$\displaystyle\frac{dy}{dx}=\frac{x+3y-5}{x-y-1}$

Solution:

Introduce replacements: $x=x_0+t$ and $y=y_0+z$ , where $x_0$ and $y_0$ are solutions of the system of equations:

$\begin{cases} x_0+3y_0-5=0 \\ x_0-y_0-1=0 \end{cases}$

$x_0=2$ , $y_0=1$ .

Substitute $x=2+t$ and $y=1+z$ into the initial equation:

$\displaystyle\frac{dy}{dx}=\frac{\frac{dy}{dt}}{\frac{dx}{dt}}=\frac{dz}{dt}=\frac{2+t+3(1+z)-5}{2+t-(1+z)-1}$

$\displaystyle\frac{dz}{dt}=\frac{t+3z}{t-z}$

Now introduce another replacement: $z=ut$ . Then $\frac{dz}{dt}=\frac{du}{dt}t+u$ .

$\displaystyle\frac{du}{dt}t+u=\frac{t+3ut}{t-ut}$

$\displaystyle\frac{du}{dt}t=\frac{1+3u}{1-u}-u=\frac{1+3u-u+u^2}{1-u}=\frac{(1+u)^2}{1-u}$

$\displaystyle\frac{1-u}{(1+u)^2}du=\frac{dt}{t}$

$\displaystyle-\frac{(u+1-2)}{(1+u)^2}du=\frac{dt}{t}$

$\displaystyle(-\frac{1}{1+u}+\frac{2}{(1+u)^2})du=\frac{dt}{t}$

$\displaystyle-\ln|1+u|-\frac{2}{1+u}=\ln{|t|}+\ln{C}$

$\displaystyle(1+u)\cdot t\cdot C=e^{-\frac{2}{1+u}}$ .

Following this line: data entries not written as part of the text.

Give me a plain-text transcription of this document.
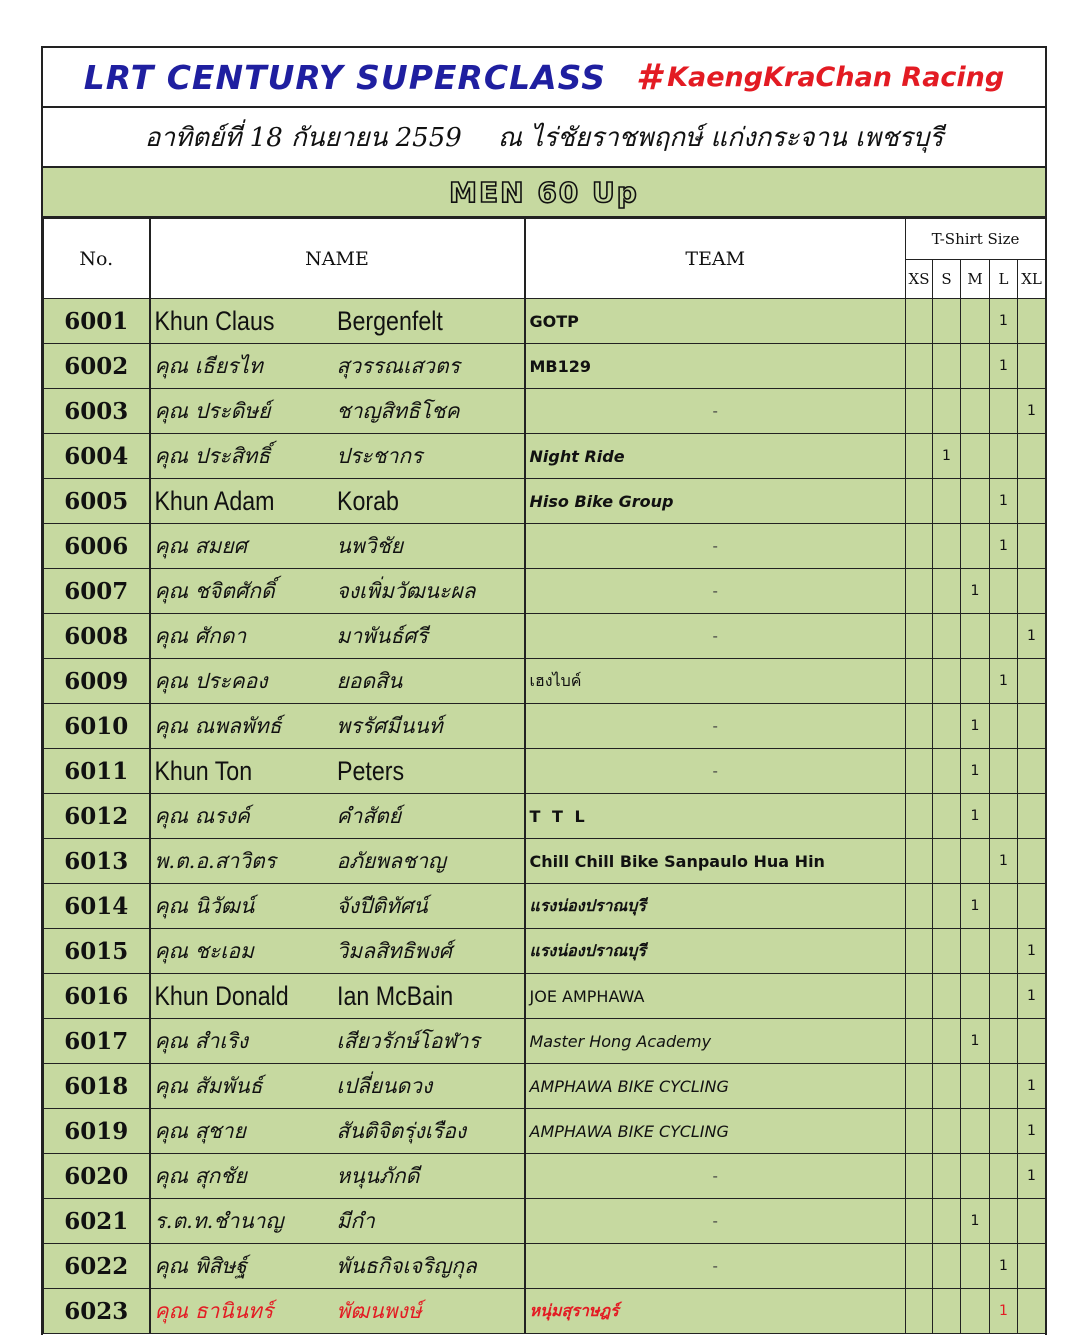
LRT CENTURY SUPERCLASS # KaengKraChan Racing
อาทิตย์ที่ 18 กันยายน 2559 ณ ไร่ชัยราชพฤกษ์ แก่งกระจาน เพชรบุรี
MEN 60 Up
No.	NAME	TEAM	T-Shirt Size				
			XS	S	M	L	XL
6001	Khun Claus Bergenfelt	GOTP				1	
6002	คุณ เธียรไท สุวรรณเสวตร	MB129				1	
6003	คุณ ประดิษย์ ชาญสิทธิโชค	-					1
6004	คุณ ประสิทธิ์ ประชากร	Night Ride		1			
6005	Khun Adam Korab	Hiso Bike Group				1	
6006	คุณ สมยศ นพวิชัย	-				1	
6007	คุณ ชจิตศักดิ์ จงเพิ่มวัฒนะผล	-			1		
6008	คุณ ศักดา มาพันธ์ศรี	-					1
6009	คุณ ประคอง ยอดสิน	เฮงไบค์				1	
6010	คุณ ณพลพัทธ์ พรรัศมีนนท์	-			1		
6011	Khun Ton Peters	-			1		
6012	คุณ ณรงค์ คำสัตย์	T T L			1		
6013	พ.ต.อ.สาวิตร อภัยพลชาญ	Chill Chill Bike Sanpaulo Hua Hin				1	
6014	คุณ นิวัฒน์ จังปีติทัศน์	แรงน่องปราณบุรี			1		
6015	คุณ ชะเอม วิมลสิทธิพงศ์	แรงน่องปราณบุรี					1
6016	Khun Donald Ian McBain	JOE AMPHAWA					1
6017	คุณ สำเริง เสียวรักษ์โอฬาร	Master Hong Academy			1		
6018	คุณ สัมพันธ์ เปลี่ยนดวง	AMPHAWA BIKE CYCLING					1
6019	คุณ สุชาย สันติจิตรุ่งเรือง	AMPHAWA BIKE CYCLING					1
6020	คุณ สุกชัย หนุนภักดี	-					1
6021	ร.ต.ท.ชำนาญ มีกำ	-			1		
6022	คุณ พิสิษฐ์ พันธกิจเจริญกุล	-				1	
6023	คุณ ธานินทร์ พัฒนพงษ์	หนุ่มสุราษฎร์				1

Returning to replacements: $z=y-1$ , $t=x-2$ and $\displaystyle u=\frac{z}{t}=\frac{y-1}{x-2}$

$\displaystyle(1+\frac{y-1}{x-2})(x-2)\cdot C=e^{-\frac{2}{1+\frac{y-1}{x-2}}}$

$\displaystyle(x+y-3)\cdot C=e^{-\frac{2(x-2)}{x+y-3}}$

Answer: $\displaystyle(x+y-3)\cdot C=e^{-\frac{2(x-2)}{x+y-3}}$ .